Laid on top of and melting into this scene was the sight now before his eyes this evening. It showed a barren landscape where people seemed to disappear into the earth's anonymity. This was an apparently empty world, which human beings had never tried to tame, and certainly never controlled. The night before had brought rain – a lot of it – which had destroyed the road to Miambani, along which John had hoped to travel in the last stage of his journey from Nairobi to his farm. Thus, skidding and sliding on the treacherous mud, they had diverted to Migwani having decided to stay there for the night. The mountain roads were gullied and awash with run-offs, and numerous small flooded patches along the way had threatened to glue John's car to a halt, but they had now reached their changed destination and, relieved, had gone straight to the mission house to see if they could have a bed for the night.

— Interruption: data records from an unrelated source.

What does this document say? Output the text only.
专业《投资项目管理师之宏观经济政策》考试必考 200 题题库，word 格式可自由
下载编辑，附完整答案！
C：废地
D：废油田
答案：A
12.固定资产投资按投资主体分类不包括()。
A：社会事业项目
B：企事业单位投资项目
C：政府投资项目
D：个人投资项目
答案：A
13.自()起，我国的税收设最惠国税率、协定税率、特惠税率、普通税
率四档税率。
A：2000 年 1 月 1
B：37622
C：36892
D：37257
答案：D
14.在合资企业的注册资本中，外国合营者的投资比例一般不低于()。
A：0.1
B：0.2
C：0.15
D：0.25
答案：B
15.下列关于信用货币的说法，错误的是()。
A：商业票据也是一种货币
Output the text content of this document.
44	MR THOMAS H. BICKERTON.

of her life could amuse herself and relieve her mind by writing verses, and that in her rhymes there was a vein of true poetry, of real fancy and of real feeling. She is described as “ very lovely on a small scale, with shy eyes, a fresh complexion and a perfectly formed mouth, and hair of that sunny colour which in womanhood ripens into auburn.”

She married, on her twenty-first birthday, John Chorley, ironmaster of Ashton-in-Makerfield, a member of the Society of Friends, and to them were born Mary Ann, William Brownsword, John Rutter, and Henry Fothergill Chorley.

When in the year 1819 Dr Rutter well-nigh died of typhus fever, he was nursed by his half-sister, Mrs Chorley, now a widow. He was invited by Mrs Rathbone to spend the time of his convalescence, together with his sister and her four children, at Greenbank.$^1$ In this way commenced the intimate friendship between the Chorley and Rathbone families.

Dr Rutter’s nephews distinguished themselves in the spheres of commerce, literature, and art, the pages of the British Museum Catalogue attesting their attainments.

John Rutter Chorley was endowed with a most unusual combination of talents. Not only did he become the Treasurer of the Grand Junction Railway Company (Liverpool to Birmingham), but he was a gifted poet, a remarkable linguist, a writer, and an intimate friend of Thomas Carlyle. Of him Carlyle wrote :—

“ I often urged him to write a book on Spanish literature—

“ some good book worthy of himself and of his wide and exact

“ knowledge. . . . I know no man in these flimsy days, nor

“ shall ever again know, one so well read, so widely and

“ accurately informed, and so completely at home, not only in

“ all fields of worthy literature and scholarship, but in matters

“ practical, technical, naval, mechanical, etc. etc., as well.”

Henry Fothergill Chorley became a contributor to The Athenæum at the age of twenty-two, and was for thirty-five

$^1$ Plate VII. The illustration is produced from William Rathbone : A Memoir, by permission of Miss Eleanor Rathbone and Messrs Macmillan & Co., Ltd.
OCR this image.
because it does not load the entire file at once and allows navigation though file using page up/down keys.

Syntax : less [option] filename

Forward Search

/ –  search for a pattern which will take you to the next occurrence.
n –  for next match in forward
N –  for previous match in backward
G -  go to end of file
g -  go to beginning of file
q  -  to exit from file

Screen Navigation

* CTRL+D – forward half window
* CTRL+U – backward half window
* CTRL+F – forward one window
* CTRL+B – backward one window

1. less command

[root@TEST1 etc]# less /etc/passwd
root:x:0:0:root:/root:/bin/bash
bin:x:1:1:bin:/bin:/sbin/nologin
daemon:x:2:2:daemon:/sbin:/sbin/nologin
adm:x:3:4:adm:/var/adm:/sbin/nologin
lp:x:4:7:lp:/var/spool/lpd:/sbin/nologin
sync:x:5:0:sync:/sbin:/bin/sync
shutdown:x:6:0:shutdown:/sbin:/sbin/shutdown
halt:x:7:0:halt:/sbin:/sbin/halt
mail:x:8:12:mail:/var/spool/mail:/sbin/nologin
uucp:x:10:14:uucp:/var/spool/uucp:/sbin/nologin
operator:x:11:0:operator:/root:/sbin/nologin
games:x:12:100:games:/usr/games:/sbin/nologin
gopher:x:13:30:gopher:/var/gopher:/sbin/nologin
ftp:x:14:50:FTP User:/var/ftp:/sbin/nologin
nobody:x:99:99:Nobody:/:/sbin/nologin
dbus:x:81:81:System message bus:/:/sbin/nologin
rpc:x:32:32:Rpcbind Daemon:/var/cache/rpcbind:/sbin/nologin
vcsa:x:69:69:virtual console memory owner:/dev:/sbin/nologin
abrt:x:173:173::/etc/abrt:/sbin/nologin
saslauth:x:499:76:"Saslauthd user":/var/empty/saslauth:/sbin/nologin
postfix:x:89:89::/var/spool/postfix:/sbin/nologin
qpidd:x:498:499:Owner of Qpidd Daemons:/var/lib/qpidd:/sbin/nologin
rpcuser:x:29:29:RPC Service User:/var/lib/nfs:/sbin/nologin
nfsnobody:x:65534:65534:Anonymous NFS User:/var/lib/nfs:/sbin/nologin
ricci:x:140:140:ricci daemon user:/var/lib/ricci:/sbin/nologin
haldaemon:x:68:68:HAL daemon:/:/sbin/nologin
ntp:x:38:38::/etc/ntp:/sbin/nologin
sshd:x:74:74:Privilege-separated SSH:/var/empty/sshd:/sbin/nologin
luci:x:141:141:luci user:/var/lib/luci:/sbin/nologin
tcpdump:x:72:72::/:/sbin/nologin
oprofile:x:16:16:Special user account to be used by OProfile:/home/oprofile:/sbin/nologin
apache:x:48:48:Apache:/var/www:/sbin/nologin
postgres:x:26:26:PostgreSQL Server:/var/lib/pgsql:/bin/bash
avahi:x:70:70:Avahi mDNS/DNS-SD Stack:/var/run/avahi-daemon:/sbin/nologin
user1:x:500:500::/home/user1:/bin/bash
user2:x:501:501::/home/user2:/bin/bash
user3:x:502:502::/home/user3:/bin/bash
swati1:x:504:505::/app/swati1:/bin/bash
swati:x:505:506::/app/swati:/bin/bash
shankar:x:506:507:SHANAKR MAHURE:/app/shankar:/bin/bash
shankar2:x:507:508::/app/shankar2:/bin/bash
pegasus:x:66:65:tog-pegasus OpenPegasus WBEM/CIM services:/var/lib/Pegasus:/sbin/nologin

Disappointment, however, was all they found. The house was empty and betrayed no sign of life as the two men walked around the outside, peering through every closed window. For some minutes, John had been undecided as to what to do. He felt sure that even if Father Michael were not around, Mutua, the cook, would still be in town, since the only day he usually took off was Saturday. So, leaving Bill alone in the car, he turned to walk the short distance to the town to see if Mutua was in the room he rented at the back of Ngandi's shop.